Dies ist hier nicht der Fall. Die einmalige Ausführung von handwerklichen Leistungen vermag einen hinreichenden Anfangsverdacht für die Ausübung von Dienst- oder Werkleistungen "in erheblichem Umfang" im Sinne von § 1 Abs. 1 Nr. 3 SchwarzArbG nicht zu begründen. Dass die Annahme des "erheblichen Umfangs" im Sinne des § 1 Abs. 1 Nr. 3 SchwarzArbG hier lediglich auf Vermutungen und nicht auf Tatsachen beruhte, belegt auch die in dem Antrag auf Erlass des Durchsuchungsbeschlusses gewählte Formulierung "Es muss hier gesagt werden, dass Herr B. vermutlich seit mindestens 01.1994 diversen Vollhandwerken ... nachgeht".
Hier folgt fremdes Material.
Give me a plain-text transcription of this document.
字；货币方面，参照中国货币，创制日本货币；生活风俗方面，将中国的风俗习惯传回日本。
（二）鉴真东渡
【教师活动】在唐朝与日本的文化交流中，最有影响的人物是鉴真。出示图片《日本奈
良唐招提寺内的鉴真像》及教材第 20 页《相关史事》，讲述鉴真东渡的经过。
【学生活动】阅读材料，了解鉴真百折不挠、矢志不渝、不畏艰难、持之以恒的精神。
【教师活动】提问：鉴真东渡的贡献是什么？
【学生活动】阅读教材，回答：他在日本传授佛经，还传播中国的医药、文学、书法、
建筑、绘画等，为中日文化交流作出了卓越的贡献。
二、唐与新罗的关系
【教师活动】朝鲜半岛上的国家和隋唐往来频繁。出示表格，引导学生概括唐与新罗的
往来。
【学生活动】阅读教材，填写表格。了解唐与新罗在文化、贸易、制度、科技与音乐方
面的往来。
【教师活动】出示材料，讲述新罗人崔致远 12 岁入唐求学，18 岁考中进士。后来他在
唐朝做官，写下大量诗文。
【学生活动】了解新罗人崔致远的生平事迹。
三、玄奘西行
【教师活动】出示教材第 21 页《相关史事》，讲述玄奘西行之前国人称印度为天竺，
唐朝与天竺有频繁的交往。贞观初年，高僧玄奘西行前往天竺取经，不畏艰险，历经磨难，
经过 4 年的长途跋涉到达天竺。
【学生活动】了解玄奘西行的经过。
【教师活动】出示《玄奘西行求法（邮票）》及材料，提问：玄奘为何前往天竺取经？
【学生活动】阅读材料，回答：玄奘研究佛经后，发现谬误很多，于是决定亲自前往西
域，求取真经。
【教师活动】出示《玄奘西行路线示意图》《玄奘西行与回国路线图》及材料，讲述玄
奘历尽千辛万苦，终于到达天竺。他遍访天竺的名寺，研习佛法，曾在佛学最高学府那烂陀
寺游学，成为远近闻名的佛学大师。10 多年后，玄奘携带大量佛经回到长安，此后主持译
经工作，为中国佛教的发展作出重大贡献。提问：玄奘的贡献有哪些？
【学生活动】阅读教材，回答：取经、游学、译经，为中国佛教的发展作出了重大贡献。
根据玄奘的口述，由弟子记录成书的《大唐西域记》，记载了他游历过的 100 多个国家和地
3. Auf die Vereinbarkeit des für die Eintragung in die Handwerksrolle in der Regel erforderlichen Befähigungsnachweises für das Handwerk mit dem Grundgesetz kommt es nach alledem ebenso wenig an wie auf die weiteren von dem Beschwerdeführer geltend gemachten Grundrechtsrügen. Denn die angegriffenen Beschlüsse verletzen den Beschwerdeführer jedenfalls in seinem Grundrecht aus Art. 13 Abs. 1 und Abs. 2 GG, so dass der Verfassungsbeschwerde schon aus diesem Grund stattzugeben ist.

V.

Die angegriffenen Beschlüsse sind aufzuheben (§ 95 Abs. 2 BVerfGG). Die Sache wird an das Landgericht zurückverwiesen.

VI.

Die Entscheidung über die Auslagenerstattung beruht auf § 34a Abs. 2 BVerfGG.